Use python to calculate the histogram for this data. Use whole integers as the bins. Plot the resulting data as a probability function (y-axis is probability of obtaining the corresponding value indicated on the x-axis).
2.
Calculate the parent binomial probability distribution and overlay it in your previous plot.
3.
Calculate the mean and standard deviation of the data set using python functions on the sample distribution and on the parent distribution.
4.
Calculate the error in your experimentally determined mean and standard deviation from the real values (parent distribution).

Problem 4

4) Let’s empirically analyze the impact of number of data points on the determination of the peak and standard deviation value for a Gaussian peak. To that end, we will use dataset “MAT395-495-HW3-Distributions3.xlsx”.
1.
Plot the data as a scatter plot. You can think of the data as an intensity vs. something plot (e.g. angle for X-ray, energy for spectroscopy measurements, etc.).
2.

Using the complete data set determine the mean, standard deviation, and full width at half max. Plot the Gaussian curve using those parameters as a continuous function on top of the discrete data set plot of part a.
3.

Remove every other data point from the previous data set (do not do this manually, yet rather find a way to do this efficiently using a line or two of python code or better yet using a function or a loop) and determine the mean, standard deviation, and full width at half max.
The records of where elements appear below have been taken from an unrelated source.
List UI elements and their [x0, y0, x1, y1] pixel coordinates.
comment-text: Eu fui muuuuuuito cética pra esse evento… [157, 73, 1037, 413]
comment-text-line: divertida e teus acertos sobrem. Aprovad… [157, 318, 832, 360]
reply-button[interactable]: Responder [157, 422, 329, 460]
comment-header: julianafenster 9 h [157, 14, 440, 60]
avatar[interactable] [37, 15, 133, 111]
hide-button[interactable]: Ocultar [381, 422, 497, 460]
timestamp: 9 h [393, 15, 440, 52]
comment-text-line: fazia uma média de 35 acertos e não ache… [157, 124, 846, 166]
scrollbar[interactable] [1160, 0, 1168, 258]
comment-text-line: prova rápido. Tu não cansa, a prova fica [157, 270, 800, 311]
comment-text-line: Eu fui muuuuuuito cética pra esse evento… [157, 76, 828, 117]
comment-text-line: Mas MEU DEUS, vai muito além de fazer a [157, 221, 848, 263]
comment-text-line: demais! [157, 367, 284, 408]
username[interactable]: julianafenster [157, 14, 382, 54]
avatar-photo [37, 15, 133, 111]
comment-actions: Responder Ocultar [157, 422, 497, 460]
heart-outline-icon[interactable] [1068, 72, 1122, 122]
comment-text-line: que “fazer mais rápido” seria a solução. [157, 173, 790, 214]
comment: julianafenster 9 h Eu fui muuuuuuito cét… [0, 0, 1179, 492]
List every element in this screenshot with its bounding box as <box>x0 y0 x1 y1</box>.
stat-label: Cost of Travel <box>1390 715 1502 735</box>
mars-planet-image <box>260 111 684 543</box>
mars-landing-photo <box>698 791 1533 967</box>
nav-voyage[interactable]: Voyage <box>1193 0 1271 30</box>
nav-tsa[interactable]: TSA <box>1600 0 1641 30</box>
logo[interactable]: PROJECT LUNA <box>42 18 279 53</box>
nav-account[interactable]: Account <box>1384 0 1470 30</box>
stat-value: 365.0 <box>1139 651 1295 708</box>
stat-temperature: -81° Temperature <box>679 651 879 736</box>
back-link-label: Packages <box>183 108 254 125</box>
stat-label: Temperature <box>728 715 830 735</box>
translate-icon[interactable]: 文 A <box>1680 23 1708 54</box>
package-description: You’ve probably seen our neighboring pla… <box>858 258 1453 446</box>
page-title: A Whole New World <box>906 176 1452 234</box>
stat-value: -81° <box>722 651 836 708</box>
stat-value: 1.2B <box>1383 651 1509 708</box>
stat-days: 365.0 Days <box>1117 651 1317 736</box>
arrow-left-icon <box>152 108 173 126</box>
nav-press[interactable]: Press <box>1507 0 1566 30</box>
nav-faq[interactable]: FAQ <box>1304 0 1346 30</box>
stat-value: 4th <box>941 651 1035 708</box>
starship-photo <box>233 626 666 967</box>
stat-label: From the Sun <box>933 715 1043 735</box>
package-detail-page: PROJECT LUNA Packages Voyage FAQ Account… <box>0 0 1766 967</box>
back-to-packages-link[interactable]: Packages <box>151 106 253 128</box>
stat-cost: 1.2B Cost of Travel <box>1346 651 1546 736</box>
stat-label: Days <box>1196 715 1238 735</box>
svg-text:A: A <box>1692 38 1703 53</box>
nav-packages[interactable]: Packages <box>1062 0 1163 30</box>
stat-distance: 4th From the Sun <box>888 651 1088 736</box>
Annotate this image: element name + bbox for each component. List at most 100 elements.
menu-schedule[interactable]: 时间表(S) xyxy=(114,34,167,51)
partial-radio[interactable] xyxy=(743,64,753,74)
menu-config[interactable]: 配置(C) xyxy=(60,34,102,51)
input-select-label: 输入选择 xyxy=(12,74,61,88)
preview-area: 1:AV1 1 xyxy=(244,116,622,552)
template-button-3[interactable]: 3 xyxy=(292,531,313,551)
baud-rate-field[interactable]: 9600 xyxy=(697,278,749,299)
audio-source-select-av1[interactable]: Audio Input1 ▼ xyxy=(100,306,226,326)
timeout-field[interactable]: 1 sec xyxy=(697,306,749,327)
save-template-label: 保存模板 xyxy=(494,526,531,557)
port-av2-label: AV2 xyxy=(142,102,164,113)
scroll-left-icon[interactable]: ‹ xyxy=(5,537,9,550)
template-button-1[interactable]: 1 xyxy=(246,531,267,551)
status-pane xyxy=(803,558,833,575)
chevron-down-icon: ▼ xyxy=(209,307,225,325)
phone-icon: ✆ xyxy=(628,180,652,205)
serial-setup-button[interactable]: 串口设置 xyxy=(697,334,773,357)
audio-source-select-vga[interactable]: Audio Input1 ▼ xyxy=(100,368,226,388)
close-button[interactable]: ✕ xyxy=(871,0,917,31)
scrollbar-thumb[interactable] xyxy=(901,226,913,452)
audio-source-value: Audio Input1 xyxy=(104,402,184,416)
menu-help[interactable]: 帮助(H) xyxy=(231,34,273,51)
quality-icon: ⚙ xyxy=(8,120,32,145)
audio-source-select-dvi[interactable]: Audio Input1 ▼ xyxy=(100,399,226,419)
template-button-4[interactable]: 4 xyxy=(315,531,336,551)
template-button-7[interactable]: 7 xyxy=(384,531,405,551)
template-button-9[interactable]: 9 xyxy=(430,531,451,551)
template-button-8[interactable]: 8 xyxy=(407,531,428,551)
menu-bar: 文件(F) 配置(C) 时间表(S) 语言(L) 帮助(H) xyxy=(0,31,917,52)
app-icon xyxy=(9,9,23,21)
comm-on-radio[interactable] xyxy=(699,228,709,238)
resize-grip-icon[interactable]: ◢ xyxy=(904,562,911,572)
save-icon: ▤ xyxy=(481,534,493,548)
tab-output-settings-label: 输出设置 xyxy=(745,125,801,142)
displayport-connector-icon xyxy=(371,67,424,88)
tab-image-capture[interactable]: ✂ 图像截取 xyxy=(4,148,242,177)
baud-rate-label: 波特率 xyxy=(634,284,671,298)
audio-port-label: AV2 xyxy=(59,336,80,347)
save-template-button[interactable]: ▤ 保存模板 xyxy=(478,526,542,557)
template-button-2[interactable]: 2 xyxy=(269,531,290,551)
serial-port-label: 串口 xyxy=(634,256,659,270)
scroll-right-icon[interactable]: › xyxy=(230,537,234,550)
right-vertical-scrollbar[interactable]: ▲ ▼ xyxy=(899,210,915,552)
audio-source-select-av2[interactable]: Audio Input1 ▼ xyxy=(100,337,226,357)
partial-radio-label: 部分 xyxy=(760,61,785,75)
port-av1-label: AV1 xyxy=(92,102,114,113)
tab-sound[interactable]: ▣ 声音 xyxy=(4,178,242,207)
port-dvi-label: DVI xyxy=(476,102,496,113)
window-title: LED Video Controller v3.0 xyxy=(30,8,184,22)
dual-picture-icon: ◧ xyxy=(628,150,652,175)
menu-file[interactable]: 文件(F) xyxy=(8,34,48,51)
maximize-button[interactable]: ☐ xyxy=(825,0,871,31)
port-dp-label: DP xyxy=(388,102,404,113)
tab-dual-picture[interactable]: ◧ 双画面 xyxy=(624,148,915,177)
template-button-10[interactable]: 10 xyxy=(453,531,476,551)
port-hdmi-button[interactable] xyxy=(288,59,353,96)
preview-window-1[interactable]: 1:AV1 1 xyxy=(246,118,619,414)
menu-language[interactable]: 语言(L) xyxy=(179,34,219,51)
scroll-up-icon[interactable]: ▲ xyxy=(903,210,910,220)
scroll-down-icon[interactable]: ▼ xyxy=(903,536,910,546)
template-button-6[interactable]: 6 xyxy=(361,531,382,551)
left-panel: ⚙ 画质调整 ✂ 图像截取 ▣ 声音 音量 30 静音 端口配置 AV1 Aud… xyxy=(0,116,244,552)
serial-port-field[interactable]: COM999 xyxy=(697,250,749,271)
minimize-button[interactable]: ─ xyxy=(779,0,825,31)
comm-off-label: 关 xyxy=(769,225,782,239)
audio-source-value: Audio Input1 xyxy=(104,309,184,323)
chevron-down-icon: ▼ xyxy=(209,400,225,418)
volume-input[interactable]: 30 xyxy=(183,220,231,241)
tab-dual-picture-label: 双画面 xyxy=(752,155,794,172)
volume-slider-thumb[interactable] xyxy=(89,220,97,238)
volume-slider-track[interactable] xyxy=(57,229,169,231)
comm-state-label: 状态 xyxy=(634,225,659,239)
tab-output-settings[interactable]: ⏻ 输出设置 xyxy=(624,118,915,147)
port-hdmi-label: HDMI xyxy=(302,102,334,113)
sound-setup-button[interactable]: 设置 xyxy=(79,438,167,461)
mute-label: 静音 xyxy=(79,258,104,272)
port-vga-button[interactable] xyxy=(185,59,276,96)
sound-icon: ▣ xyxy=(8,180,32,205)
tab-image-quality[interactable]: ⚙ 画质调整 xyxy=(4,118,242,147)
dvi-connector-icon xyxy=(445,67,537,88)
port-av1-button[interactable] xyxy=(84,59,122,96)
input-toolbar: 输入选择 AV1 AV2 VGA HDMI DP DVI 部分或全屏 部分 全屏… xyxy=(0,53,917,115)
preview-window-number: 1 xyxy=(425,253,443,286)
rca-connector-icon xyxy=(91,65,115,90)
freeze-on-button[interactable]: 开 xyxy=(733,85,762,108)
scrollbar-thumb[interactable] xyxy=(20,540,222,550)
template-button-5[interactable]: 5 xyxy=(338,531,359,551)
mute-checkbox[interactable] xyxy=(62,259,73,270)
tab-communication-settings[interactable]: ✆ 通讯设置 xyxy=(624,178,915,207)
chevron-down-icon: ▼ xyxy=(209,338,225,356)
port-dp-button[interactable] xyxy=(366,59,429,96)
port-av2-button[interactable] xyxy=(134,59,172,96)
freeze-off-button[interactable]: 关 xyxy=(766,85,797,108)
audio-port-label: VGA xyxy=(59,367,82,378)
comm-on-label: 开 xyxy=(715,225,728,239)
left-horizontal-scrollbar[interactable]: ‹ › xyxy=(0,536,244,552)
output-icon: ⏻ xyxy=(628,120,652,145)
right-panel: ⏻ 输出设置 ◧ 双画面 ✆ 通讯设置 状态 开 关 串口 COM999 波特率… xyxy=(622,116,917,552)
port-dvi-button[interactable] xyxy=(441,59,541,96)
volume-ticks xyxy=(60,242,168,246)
Make a plot for this data set and corresponding Gaussian curve you determined.
4.
Repeat part c until you do not have any data points left (the dataset size is 212 = 4096 so the total number of times you can divide your set by 2 is 12 before you have one data point). What you are doing by deleting values is are you are effect simulating a run using the same characterization tool but using a larger step size during your measurement, i.e. instead of taking a measurement every 0.001 degrees, you are taking them every 0.002 degrees.
5.
Make three plots: plot your determined values for the mean, standard deviation, and full width at half max as a function of number of data points in the set, respectively. What do you observe? Is there a benefit in having a very nice-looking data set with very small step sizes in-between measurements of you know the peak follows a Gaussian, Lorentzian or Voigt distribution?